After career season, Sporting Kansas City's Dom Dwyer aiming to add team success to equation

After a disappointingly early end to his record-breaking 2014 season, Dom Dwyer is ready to have fun again in 2015.


How much fun he has, though, will be measured by his club's success rather than his own statistics.


“We have so many players. We have so many options,” Sporting Kansas City's star center forward told reporters last week in a conference call from the club's training camp in Tucson, Arizona. “It's exciting times ahead, and it gets more exciting every day at training. We have guys who you expect to do well who are doing well, and guys who come out of nowhere who are doing well. It's an exciting group to play in.”


With 24 goals across all competitions in 2014 – after making the starting job his own early in the year – Dwyer shattered a handful of single-season marks that had stood since the club's and MLS' inaugural campaign in 1996.



But toward the end of the year, with Sporting struggling down the stretch on their way to a first-round exit in the Eastern Conference playoffs, Dwyer's trademark grin showed up less and less. He was short in interviews, and especially loath to discuss the Golden Boot race eventually won by New York's Bradley Wright-Phillips.


“It's never fun losing,” he said. “I never enjoy that part. But this is a new, fresh year. We're back at it again, grinding, working hard – and it'll be fun.”


He won't get to share that fun firsthand with forward Soony Saad, though. The two close friends and former roommates have gone their separate ways, with Saad heading to play in Thailand after his Sporting contract ran out at the end of 2014.


That's just the way things go in the business of soccer, Dwyer said.


“I guess it's time to grow up and be a big boy now,” he said jokingly, before adding a serious observation. “Obviously, you make changes, and people go on different adventures. So you miss players, but we have new guys coming in and other guys are off to places that they're happier. The guys who have come in are great additions, and it's going to be a good side.”



Sporting showed a double measure of confidence in Dwyer's ability to continue his high-scoring ways this offseason, first signing him to a contract extension and then agreeing to part ways with former first choice Claudio Bieler.
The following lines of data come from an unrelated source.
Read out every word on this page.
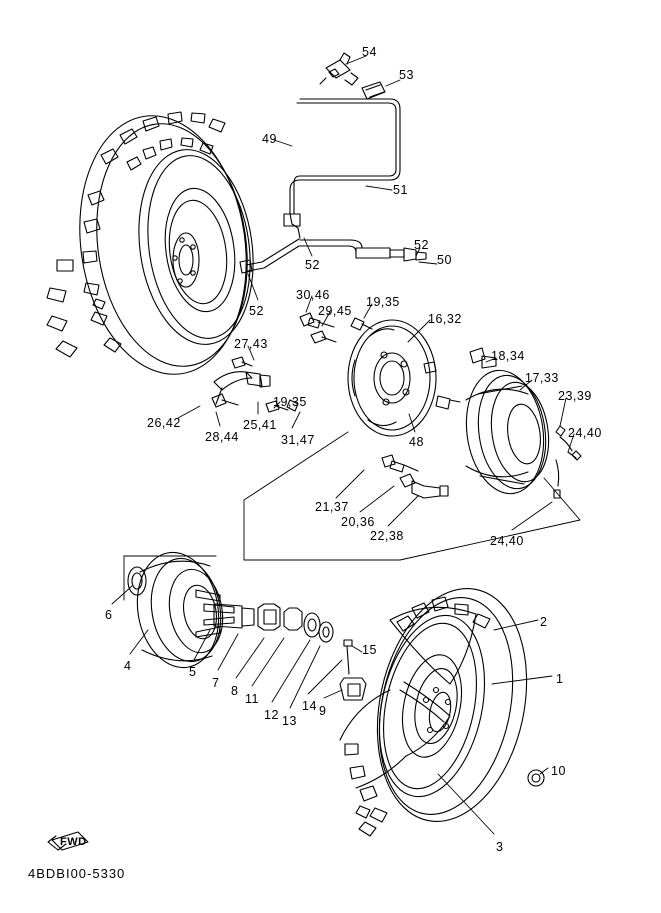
54
53
49
51
52
50
52
52
30,46
29,45
19,35
16,32
18,34
17,33
23,39
24,40
27,43
19,35
26,42
28,44
25,41
31,47	48
21,37
20,36
22,38	24,40
6
4	5
7
8
11
12 13
14 9
15
2
1
10
3
FWD
4BDBI00-5330
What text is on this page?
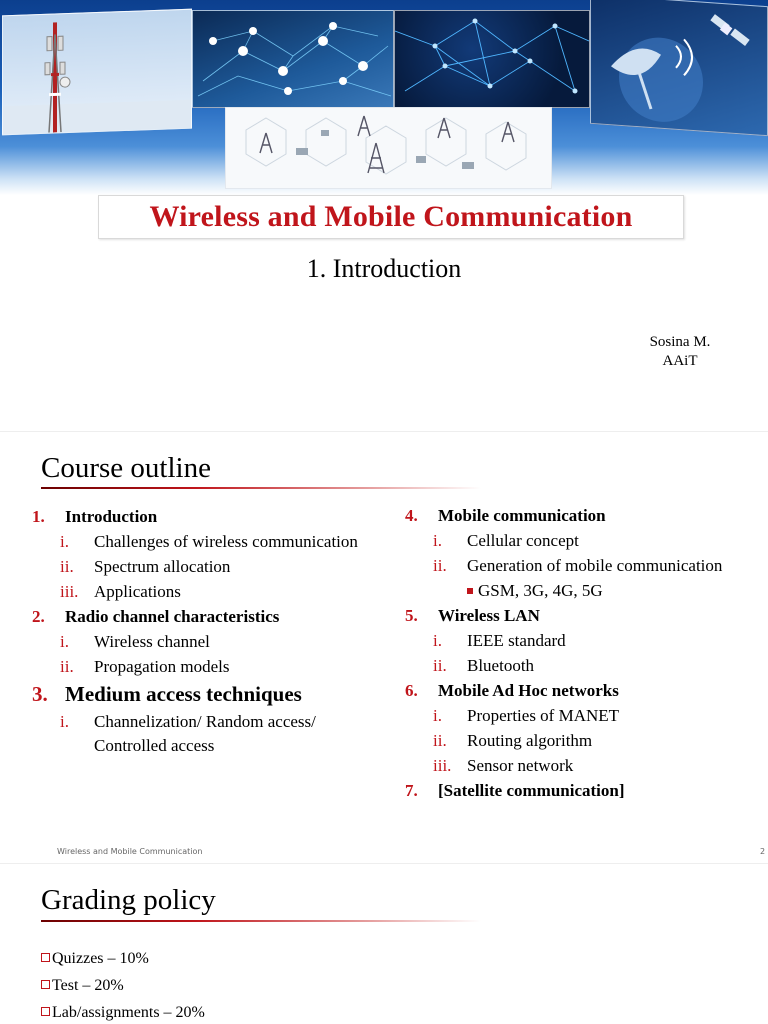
Wireless and Mobile Communication
1. Introduction
Sosina M.
AAiT
Course outline
1. Introduction
i. Challenges of wireless communication
ii. Spectrum allocation
iii. Applications
2. Radio channel characteristics
i. Wireless channel
ii. Propagation models
3. Medium access techniques
i. Channelization/ Random access/
Controlled access
4. Mobile communication
i. Cellular concept
ii. Generation of mobile communication
GSM, 3G, 4G, 5G
5. Wireless LAN
i. IEEE standard
ii. Bluetooth
6. Mobile Ad Hoc networks
i. Properties of MANET
ii. Routing algorithm
iii. Sensor network
7. [Satellite communication]
Wireless and Mobile Communication	2
Grading policy
Quizzes – 10%
Test – 20%
Lab/assignments – 20%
“Claudio's a very good player, and it was time for him to move on,” Dwyer said. “I think he's going to do very well at his new club, and he needed playing time, as every player does. That's kind of how things go sometime, but it's nice. I feel, obviously, that the new contract shows a lot of faith in me from Kansas City, from the coaches. I'm going to do the same, and fight the same, and it's just that now I'm going to be in Kansas City for a few more years.”


As he heads into his fourth professional season, Sporting's first-round pick from the 2012 MLS SuperDraft is increasingly comfortable in assuming a veteran's role in the club.


“It's fun times,” he said. “I like more responsibility. I thrive on that.”


And after winning two league titles in 2013 – the MLS Cup with Sporting, following a USL PRO championship while on loan to Orlando City SC – Dwyer is looking to get the feeling of team success back this season.


“This is by no means a rebuilding year,” he said. “This is by no means a fresh new team. We have our base. We know what we're good at. We have, now, more personnel and more guys to get the job done. Our focus is winning, and I feel like we're headed toward that this year.”


Steve Brisendine covers Sporting Kansas City for MLSsoccer.com.